La novità, adesso, è che il database è disponibile gratis ed è «accessibile a chiunque abbia conoscenze tecniche di base. Non è un problema da poco ed è la conferma della quantità di informazioni in possesso di queste piattaforme e di quanto è difficile tenerle sotto controllo» spiega l’esperto di cybersicurezza Riccardo Meggiato. Il rischio maggiore, prosegue, è quello legato all’incrocio dei diversi database a disposizione dei malintenzionati: «Prendiamo l’Italia, dove negli ultimi mesi è stato colpito l’operatore Ho.mobile: combinando i dati, a quelli rubati a Facebook si può aggiungere anche l’indirizzo di casa».
Non è il caso di farsi prendere dal panico, ma è giusto essere consapevoli dell’accaduto e adottare piccole ma sostanziali accortezze. Sul sito haveibeenpwned.com si può verificare se la propria mail si trova nel database (e anche se le password al momento non c’entrano, cambiarla è auspicabile). Meggiato consiglia, se possibile, di non usare più il numero di telefono associato a Facebook per le verifiche in due fattori (quando ci facciamo mandare un Sms per cambiare la password), su quello e altri portali, perché persone in possesso di più informazioni sulla nostra identità potrebbero tentare di clonarlo. Stesso discorso per il phishing: chi sa qualcosa di noi o sfrutta la data di nascita per colpire gli anziani con meno dimestichezza con la Rete, può provare a orchestrare truffe convincenti e farci o farli cliccare su link malevoli con riferimenti a interessi o date o luoghi noti alla vittima. Attenzione, dunque.

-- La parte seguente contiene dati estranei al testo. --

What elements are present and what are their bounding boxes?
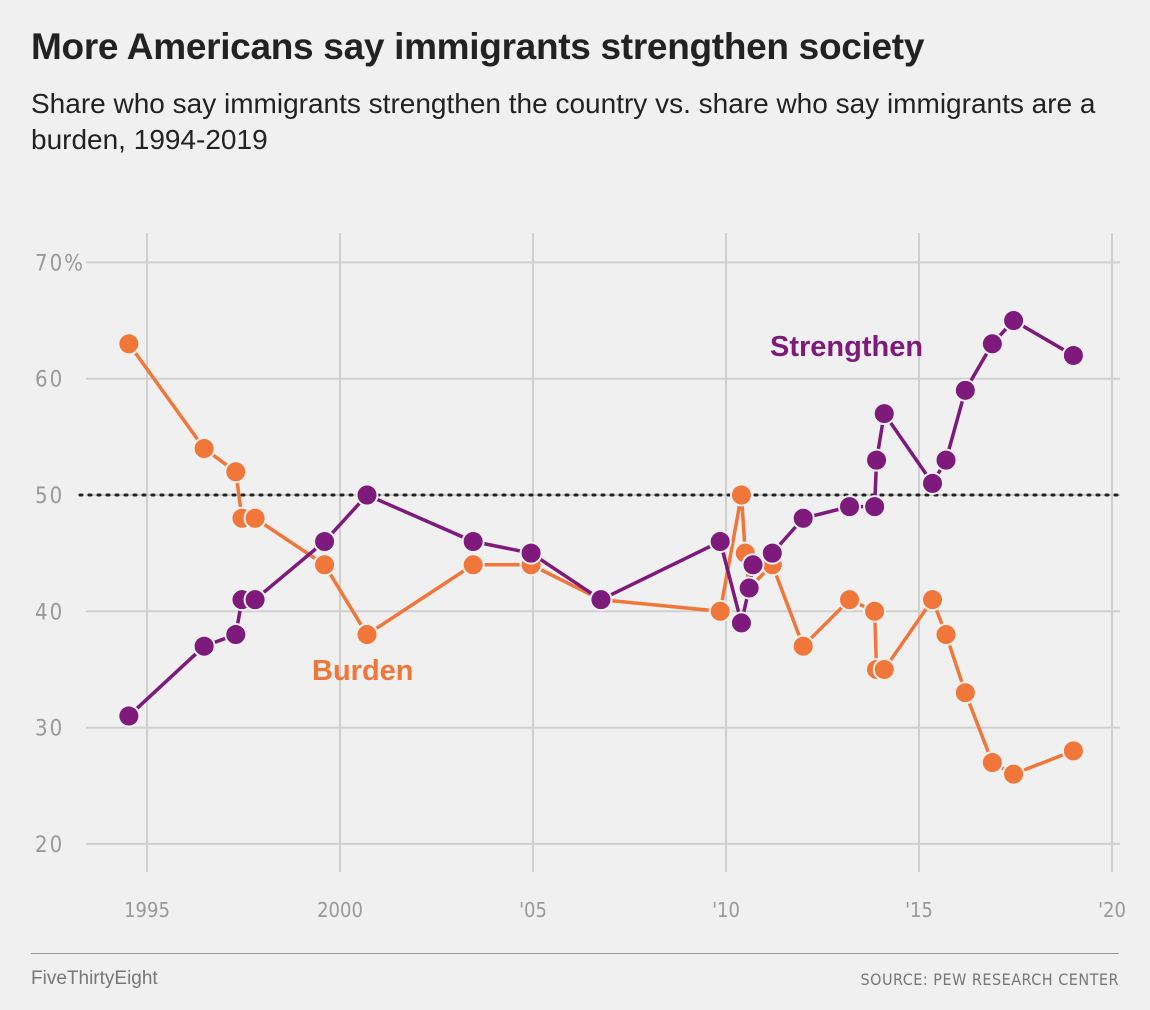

Anche se la vulnerabilità era precedente all’entrata in vigore del regolamento europeo per la protezione dei dati personali Gdpr, nel 2019 Facebook aveva contattato il Garante irlandese per la privacy, che adesso sta verificando se i dati sono effettivamente gli stessi di due anni fa. Fonti interne del Garante italiano dicono che l’Autorità è al lavoro per limitare i rischi.